In recent years the Lithium-Ion (Li-Ion) battery has gained in popularity because the market for battery powered portable products is increasing significantly. The superior characteristics of Li-Ion cells are high gravimetric and volumetric energy density, low self-discharge rate and no memory effect. The consumer electronics world relies upon Li-Ion as the main portable power source. Cell phones and laptop computers are the dominant user of Li-Ion cells year over year. As Li-Ion cells evolve and different chemical compositions grow in popularity, other equipment can take advantage of Li-Ion properties. Power tools, electronic vehicles, medical and industrial tools now can also use Li-Ion batteries as their power source.
Consumer applications can require a single Li-Ion cell (cell phone), or three in series and two in parallel (notebook). Adopting this new equipment requires higher power, higher capacity and more rugged battery packs. Cells are added in series to raise voltage and added in parallel to add capacity. The resulting battery pack grows from six cells for notebooks to several hundred cells for automotive. These requirements create new design hurdles for battery designers by magnifying the less than ideal qualities of Li-Ion cells.
These large batteries require advanced management to ensure a quality design. We must consider proper temperature, voltage and current measurements. Thermal management, pack reliability, cycle life and cell balancing require more attention as the Li-Ion packs become larger. In fact, cell-to-cell differences in temperature, capacity and series impedance are a major concern as more cells are required in a pack.
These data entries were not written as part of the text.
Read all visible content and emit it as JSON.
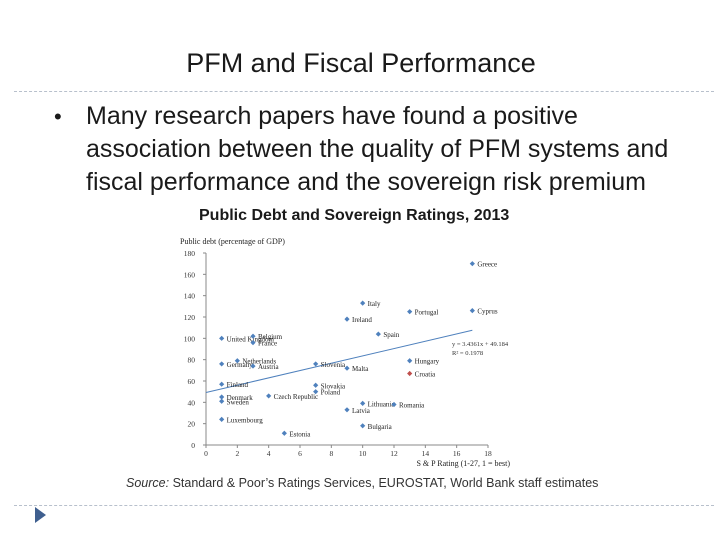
{
  "slide": {
    "title": "PFM and Fiscal Performance",
    "bullet": "Many research papers have found a positive association between the quality of PFM systems and fiscal performance and the sovereign risk premium",
    "bullet_symbol": "•",
    "chart_heading": "Public Debt and Sovereign Ratings, 2013",
    "source_label": "Source:",
    "source_text": " Standard & Poor’s Ratings Services, EUROSTAT, World Bank staff estimates"
  },
  "chart_data": {
    "type": "scatter",
    "title": "Public Debt and Sovereign Ratings, 2013",
    "ylabel": "Public debt (percentage of GDP)",
    "xlabel": "S & P Rating (1-27, 1 = best)",
    "xlim": [
      0,
      18
    ],
    "ylim": [
      0,
      180
    ],
    "x_ticks": [
      0,
      2,
      4,
      6,
      8,
      10,
      12,
      14,
      16,
      18
    ],
    "y_ticks": [
      0,
      20,
      40,
      60,
      80,
      100,
      120,
      140,
      160,
      180
    ],
    "grid": false,
    "legend_position": "right",
    "series": [
      {
        "name": "",
        "color": "#4f81bd",
        "points": [
          {
            "label": "Greece",
            "x": 17,
            "y": 170
          },
          {
            "label": "Italy",
            "x": 10,
            "y": 133
          },
          {
            "label": "Portugal",
            "x": 13,
            "y": 125
          },
          {
            "label": "Cyprus",
            "x": 17,
            "y": 126
          },
          {
            "label": "Ireland",
            "x": 9,
            "y": 118
          },
          {
            "label": "Spain",
            "x": 11,
            "y": 104
          },
          {
            "label": "United Kingdom",
            "x": 1,
            "y": 100
          },
          {
            "label": "Belgium",
            "x": 3,
            "y": 102
          },
          {
            "label": "France",
            "x": 3,
            "y": 96
          },
          {
            "label": "Netherlands",
            "x": 2,
            "y": 79
          },
          {
            "label": "Germany",
            "x": 1,
            "y": 76
          },
          {
            "label": "Austria",
            "x": 3,
            "y": 74
          },
          {
            "label": "Slovenia",
            "x": 7,
            "y": 76
          },
          {
            "label": "Malta",
            "x": 9,
            "y": 72
          },
          {
            "label": "Hungary",
            "x": 13,
            "y": 79
          },
          {
            "label": "Finland",
            "x": 1,
            "y": 57
          },
          {
            "label": "Slovakia",
            "x": 7,
            "y": 56
          },
          {
            "label": "Poland",
            "x": 7,
            "y": 50
          },
          {
            "label": "Denmark",
            "x": 1,
            "y": 45
          },
          {
            "label": "Czech Republic",
            "x": 4,
            "y": 46
          },
          {
            "label": "Sweden",
            "x": 1,
            "y": 41
          },
          {
            "label": "Lithuania",
            "x": 10,
            "y": 39
          },
          {
            "label": "Romania",
            "x": 12,
            "y": 38
          },
          {
            "label": "Latvia",
            "x": 9,
            "y": 33
          },
          {
            "label": "Luxembourg",
            "x": 1,
            "y": 24
          },
          {
            "label": "Bulgaria",
            "x": 10,
            "y": 18
          },
          {
            "label": "Estonia",
            "x": 5,
            "y": 11
          }
        ]
      },
      {
        "name": "Croatia",
        "color": "#c0504d",
        "points": [
          {
            "label": "Croatia",
            "x": 13,
            "y": 67
          }
        ]
      }
    ],
    "trendline": {
      "slope": 3.4361,
      "intercept": 49.184,
      "equation_label": "y = 3.4361x + 49.184",
      "r2_label": "R² = 0.1978",
      "color": "#4f81bd"
    }
  }
}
We will spend the majority of this article addressing the effects of these differences and how to manage these in a battery design.
The Issue: Cell Conditions Mismatch
The purpose of a battery is to store and deliver energy to its host. We want to be able to put in and take out as much energy from the pack as possible. A major item preventing a multicell battery pack from doing this is cell imbalance. Let us take a look at how this affects delivering energy to the host.
In Li-Ion battery packs there are predefined voltage minimums and maximums that each cell in series will be allowed to reach. This is a safety feature managed by an IC inside the battery pack. Take a look at Figure 1A. This battery pack will be able to discharge and charge as long as each cell stays in-between the over-voltage and under-voltage cutoffs. Should one cell reach either threshold, the entire pack would be shut down (under voltage), which would leave stranded charge in the pack that should be available for the host (Figure 1B). Or, this would not allow the charger to place as much energy into the battery pack as it should (Figure 1C) (over voltage).